The first failure occurred on Aug. 10, 2020, when the tower end of an auxiliary cable pulled out of its zinc-filled spelter socket despite being at less than half its design load and it not even being the most heavily loaded, according to the report. The cable had only been in service for 23 years at the time, compared to about 57 years for the main cables. 

Then, one of the main cables on the same tower failed at the zinc-filled spelter socket on Nov. 6. Repairs were set to start a few days later, but a second cable pulled out, increasing the loads on the remaining three main cables on the tower. The National Science Foundation declared that safe repairs would not be possible, and the telescope would have to be decommissioned. 

Finally, on Dec. 1, another of the three remaining cables failed, increasing the load on the last two above their nominal strength. The 913-ton platform collapsed. 

Unique Site, Unprecedented Failure

The committee members note in the report that they were unable to find another recorded instance of a spelter socket failure. So what was different in this case? 

While the committee describes it as only a hypothesis, one theory points to the “plausible but unprovable answer” that the telescope’s “uniquely powerful electromagnetic radiation environment,” in which the cables crossed the beam of a powerful radio transmitter, could have contributed to the socket zinc creep. 

Researchers have studied electroplasticity in zinc, and found that electric current flowing through zinc increases its creep rate. However, those lab experiments have only been done at much greater densities and for much shorter periods than the telescope’s socket zinc service. The committee found no data on low-current, long-term electroplasticity in zinc. 
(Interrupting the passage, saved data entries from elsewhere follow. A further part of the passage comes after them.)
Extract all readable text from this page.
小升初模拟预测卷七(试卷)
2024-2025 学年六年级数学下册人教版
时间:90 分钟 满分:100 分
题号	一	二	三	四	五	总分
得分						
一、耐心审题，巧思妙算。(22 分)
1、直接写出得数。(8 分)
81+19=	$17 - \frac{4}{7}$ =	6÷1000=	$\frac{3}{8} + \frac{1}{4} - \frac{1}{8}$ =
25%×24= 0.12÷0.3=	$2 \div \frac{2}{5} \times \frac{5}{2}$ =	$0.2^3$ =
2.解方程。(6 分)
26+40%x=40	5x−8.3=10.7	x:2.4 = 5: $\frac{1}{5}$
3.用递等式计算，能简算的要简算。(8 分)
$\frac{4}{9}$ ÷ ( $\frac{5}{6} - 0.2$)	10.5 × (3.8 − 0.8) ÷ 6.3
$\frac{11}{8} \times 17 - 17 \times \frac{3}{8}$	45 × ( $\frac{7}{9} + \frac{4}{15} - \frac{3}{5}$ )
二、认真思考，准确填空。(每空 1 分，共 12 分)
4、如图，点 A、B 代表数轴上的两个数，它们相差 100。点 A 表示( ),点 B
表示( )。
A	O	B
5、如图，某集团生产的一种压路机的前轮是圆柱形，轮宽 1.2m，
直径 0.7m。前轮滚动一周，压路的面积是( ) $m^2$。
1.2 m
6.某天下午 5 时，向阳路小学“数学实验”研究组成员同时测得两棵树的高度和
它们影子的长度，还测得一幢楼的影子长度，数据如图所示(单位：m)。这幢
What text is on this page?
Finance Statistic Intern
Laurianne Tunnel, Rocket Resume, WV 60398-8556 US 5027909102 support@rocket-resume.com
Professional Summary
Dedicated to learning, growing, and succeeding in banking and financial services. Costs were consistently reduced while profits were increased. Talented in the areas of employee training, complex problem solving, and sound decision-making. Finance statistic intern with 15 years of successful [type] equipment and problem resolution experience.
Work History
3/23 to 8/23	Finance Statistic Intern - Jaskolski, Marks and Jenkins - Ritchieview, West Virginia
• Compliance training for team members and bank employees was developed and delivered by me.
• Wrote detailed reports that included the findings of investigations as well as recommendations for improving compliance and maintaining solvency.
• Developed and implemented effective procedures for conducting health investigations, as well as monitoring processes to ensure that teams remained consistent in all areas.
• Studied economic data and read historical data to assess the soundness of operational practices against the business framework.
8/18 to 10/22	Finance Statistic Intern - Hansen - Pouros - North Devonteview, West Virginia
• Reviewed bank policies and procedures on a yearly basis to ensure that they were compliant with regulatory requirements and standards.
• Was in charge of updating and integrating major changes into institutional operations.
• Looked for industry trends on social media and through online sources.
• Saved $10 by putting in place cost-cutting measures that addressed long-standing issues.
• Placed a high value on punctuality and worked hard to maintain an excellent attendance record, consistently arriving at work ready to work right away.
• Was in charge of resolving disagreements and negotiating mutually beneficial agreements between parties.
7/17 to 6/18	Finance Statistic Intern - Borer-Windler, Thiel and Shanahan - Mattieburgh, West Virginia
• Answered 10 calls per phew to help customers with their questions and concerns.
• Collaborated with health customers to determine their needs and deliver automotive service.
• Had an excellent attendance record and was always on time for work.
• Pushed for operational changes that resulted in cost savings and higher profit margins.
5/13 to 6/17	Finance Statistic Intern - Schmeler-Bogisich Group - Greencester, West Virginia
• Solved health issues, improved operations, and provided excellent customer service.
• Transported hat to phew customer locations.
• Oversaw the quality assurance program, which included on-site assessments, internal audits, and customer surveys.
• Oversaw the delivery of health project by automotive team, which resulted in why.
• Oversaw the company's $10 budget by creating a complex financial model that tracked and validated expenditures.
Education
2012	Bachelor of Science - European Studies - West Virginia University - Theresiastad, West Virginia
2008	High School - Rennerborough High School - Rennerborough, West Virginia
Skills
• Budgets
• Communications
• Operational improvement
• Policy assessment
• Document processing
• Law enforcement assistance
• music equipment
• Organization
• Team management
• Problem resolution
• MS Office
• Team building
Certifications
So the telescope’s conditions could potentially explain why this failure occurred when a similar one has never been seen before, why the rate and pattern of cable pullouts were not uniform, why a comparatively young auxiliary cable socket failed first as well as the overall timing of the cable wire breaks, according to the committee. 

"The only hypothesis the committee could develop that provides a plausible but unprovable answer to all these questions and the observed socket failure pattern is that the socket zinc creep was unexpectedly accelerated in the Arecibo Telescope’s uniquely powerful electromagnetic radiation environment,” the committee wrote.